Do we think it will catch on? No, and not least because it didn’t require hindsight to see it was being transmitted asymptomatically – not least because as early as January, when Johnson was on a mysterious Caribbean holiday, SAGE was only saying evidence was ‘limited’ but early evidence was showing ‘some’ was occurring.

Starmer turned to reports this morning Johnson’s government ‘is to remove free hospital parking for NHS workers in England’. He said: ‘We owe our NHS workers so much. We all clap for them, we should be rewarding them, not making it more expensive to go to work. The prime minister must know this is wrong, will he reconsider and rule it out?.’

Johnson was tin-eared. ‘May I suggest he takes his latest bandwagon and parks it free somewhere else,’ he told Starmer, in a particularly tin-eared manner. Not his finest hour – he must be glad to have been saved by the chancellor he is almost certainly going to sack as soon as he becomes a threat.

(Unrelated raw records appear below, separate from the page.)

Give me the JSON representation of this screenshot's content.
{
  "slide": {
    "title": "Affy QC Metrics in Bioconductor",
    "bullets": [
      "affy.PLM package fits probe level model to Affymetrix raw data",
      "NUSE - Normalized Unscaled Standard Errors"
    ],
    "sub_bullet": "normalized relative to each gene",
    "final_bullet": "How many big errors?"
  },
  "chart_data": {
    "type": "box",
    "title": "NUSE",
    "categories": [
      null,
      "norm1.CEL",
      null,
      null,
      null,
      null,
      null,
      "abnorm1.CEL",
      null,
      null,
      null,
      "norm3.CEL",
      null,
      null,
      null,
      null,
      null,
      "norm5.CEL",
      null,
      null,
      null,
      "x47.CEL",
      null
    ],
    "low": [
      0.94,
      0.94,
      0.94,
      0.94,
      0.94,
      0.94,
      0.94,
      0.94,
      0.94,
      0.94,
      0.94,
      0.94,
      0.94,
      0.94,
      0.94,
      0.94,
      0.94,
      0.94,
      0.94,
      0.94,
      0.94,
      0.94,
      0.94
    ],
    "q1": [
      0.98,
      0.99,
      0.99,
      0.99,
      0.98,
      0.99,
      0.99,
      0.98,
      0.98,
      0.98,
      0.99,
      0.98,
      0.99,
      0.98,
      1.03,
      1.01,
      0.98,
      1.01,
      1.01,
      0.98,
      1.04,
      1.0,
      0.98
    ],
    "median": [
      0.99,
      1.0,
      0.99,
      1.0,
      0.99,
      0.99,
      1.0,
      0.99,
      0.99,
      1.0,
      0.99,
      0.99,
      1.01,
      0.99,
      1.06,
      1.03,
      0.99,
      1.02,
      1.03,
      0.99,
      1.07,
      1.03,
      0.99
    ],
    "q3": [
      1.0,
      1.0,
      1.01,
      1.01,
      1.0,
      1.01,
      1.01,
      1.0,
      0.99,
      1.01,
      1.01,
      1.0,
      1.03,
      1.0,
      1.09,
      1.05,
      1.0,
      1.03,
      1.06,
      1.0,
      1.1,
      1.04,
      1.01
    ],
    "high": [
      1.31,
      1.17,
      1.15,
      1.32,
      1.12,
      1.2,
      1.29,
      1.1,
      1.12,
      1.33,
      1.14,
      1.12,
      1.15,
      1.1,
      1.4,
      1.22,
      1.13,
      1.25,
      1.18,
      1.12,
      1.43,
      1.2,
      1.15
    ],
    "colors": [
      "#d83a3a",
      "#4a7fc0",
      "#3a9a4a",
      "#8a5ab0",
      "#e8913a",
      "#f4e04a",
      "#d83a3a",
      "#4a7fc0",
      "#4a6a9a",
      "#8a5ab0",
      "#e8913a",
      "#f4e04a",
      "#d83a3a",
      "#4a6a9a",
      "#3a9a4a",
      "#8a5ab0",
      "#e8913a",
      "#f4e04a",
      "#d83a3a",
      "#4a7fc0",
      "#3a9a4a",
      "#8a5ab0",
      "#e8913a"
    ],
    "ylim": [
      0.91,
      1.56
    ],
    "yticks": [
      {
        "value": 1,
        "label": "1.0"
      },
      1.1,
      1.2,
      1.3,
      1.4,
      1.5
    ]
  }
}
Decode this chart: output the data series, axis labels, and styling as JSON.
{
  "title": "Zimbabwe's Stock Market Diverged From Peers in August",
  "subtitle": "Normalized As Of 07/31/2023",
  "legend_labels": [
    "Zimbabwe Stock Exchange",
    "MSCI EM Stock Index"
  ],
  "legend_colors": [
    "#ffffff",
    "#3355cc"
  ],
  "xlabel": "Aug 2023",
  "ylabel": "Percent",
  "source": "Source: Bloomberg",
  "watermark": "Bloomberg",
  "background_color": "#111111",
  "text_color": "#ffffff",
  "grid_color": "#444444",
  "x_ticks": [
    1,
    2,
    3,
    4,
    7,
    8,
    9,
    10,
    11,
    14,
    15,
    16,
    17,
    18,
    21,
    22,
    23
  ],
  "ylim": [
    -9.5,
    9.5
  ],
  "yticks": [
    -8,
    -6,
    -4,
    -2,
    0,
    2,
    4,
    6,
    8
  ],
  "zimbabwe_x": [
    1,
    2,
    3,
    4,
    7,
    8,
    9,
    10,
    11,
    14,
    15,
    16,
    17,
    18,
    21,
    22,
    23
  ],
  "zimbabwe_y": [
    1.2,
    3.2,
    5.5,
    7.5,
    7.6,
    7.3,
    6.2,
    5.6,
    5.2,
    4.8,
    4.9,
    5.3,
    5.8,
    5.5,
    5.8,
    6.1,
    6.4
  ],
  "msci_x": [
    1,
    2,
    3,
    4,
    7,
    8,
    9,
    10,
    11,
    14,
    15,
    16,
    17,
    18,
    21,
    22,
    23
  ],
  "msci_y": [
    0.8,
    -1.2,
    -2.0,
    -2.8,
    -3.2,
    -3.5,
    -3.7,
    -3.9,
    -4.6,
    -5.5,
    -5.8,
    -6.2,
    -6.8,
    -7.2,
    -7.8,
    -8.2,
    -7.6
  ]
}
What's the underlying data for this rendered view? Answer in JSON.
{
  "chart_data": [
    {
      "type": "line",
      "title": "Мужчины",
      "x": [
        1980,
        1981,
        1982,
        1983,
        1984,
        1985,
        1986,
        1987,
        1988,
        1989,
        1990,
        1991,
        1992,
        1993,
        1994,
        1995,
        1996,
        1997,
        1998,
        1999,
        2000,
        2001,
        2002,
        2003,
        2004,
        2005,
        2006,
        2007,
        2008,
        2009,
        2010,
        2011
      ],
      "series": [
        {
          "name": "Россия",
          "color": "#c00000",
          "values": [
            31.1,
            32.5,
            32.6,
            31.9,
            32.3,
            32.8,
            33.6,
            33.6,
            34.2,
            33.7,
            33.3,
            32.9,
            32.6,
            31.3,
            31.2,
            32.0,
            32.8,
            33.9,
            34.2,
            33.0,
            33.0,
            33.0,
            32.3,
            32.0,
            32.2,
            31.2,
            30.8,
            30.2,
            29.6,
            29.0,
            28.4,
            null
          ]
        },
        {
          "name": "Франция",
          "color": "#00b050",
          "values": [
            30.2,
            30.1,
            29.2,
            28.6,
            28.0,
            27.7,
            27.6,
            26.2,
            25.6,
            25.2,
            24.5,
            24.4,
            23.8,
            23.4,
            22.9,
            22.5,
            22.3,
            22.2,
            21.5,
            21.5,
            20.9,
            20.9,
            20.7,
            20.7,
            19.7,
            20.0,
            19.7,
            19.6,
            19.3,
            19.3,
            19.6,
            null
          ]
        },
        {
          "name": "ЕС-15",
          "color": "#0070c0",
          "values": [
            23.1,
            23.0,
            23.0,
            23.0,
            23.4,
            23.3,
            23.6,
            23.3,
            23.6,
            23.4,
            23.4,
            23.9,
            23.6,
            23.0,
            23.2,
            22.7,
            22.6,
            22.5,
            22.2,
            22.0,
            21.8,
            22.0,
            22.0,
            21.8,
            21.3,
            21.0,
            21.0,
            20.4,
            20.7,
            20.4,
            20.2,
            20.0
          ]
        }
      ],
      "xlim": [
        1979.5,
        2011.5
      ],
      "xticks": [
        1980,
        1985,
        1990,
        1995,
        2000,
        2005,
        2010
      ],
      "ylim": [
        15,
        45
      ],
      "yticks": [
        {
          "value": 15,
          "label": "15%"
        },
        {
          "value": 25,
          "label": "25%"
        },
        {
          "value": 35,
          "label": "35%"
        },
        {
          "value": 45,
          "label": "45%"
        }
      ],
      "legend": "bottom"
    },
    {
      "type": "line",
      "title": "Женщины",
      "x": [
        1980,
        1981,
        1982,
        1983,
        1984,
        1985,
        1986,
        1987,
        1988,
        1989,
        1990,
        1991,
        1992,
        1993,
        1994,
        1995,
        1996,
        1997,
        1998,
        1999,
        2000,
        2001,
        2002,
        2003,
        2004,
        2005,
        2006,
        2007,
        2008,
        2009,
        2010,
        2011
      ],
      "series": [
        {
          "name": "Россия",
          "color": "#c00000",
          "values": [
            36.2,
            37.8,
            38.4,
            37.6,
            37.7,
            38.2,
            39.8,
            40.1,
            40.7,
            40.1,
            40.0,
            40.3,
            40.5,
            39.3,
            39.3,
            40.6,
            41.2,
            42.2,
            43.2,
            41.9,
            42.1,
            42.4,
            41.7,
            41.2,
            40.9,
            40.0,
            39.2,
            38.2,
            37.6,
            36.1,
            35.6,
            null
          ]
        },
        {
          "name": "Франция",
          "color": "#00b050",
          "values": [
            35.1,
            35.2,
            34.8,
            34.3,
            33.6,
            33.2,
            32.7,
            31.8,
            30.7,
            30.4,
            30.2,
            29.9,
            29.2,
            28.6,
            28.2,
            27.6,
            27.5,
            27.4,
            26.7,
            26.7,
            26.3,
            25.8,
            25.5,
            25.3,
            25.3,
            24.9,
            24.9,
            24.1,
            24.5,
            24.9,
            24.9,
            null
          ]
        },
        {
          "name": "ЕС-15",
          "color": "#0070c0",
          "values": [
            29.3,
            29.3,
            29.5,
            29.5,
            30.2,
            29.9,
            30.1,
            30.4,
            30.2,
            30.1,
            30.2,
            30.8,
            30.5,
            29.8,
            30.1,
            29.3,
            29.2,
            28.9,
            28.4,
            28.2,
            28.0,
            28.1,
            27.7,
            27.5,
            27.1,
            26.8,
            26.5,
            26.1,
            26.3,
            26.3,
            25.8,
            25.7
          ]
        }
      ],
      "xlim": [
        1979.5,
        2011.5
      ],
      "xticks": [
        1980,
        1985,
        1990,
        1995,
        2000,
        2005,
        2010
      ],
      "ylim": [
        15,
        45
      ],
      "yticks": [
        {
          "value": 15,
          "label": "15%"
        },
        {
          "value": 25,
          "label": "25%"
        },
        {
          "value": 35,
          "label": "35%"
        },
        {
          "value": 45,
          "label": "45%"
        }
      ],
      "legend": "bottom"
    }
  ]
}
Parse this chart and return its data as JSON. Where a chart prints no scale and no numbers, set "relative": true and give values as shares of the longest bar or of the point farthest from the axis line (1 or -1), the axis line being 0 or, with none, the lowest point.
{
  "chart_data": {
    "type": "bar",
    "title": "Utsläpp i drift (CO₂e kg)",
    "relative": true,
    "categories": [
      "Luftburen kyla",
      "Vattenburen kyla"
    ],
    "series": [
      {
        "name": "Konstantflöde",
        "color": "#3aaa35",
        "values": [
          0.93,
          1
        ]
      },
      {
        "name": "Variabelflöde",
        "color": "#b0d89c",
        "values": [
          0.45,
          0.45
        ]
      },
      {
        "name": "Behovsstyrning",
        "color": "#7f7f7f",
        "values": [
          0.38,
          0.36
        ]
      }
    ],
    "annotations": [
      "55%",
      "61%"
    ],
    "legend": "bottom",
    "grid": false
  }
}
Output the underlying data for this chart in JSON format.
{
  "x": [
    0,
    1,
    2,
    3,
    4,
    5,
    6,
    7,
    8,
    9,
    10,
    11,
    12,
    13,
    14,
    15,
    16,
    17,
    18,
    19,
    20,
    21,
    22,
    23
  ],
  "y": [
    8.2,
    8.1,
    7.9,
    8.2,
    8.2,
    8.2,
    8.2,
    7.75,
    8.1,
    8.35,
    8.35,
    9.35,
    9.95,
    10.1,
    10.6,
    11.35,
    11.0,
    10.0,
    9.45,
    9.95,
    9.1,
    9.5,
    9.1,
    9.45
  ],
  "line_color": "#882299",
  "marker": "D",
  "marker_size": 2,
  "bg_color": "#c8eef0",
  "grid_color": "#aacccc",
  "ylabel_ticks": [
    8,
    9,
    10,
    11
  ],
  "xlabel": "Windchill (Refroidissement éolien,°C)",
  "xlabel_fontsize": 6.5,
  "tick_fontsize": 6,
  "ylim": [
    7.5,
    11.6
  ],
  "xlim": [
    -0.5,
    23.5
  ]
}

There was one positive for the PM – the return, after a few weeks away, of the planted questions from obsequious backbenchers. Nick Fletcher (Don Valley) asked for a new hospital for Doncaster, allowing Johnson to crow once more about the 40 new hospitals he is going to find an excuse for not having built in 2024. Sir Geoffrey Clinton-Brown, an old duffer who represents the Cotswolds, wasted 10 seconds of his precious time on Earth to ask the PM to ‘continue to build on his excellent package of announcements’ on youth employment.

But the winner was Paul Holmes (Eastleigh), who claimed that his constituents were concerned by shadow chancellor Anneliese Dodds telling Andrew Marr on Sunday that she might possibly consider some sort of wealth tax to tackle the after-effects of Covid-19 if Labour come to office in the next election. Are they, Mr Holmes? Emails or it never happened.

Finally, on a lighter note, has anybody noticed speaker Lindsay Hoyle’s increasingly weird habit of introducing those participating via Zoom in the manner of a naff 1980s game show host? ‘From the shadows of Lichfield Cathedral!’, he yelled as he introduced the absurdly-coiffured Tory Michael Fabricant who, rather than being in anything’s shadow, was in his house. Is he concerned Dead Ringers haven’t started doing him yet?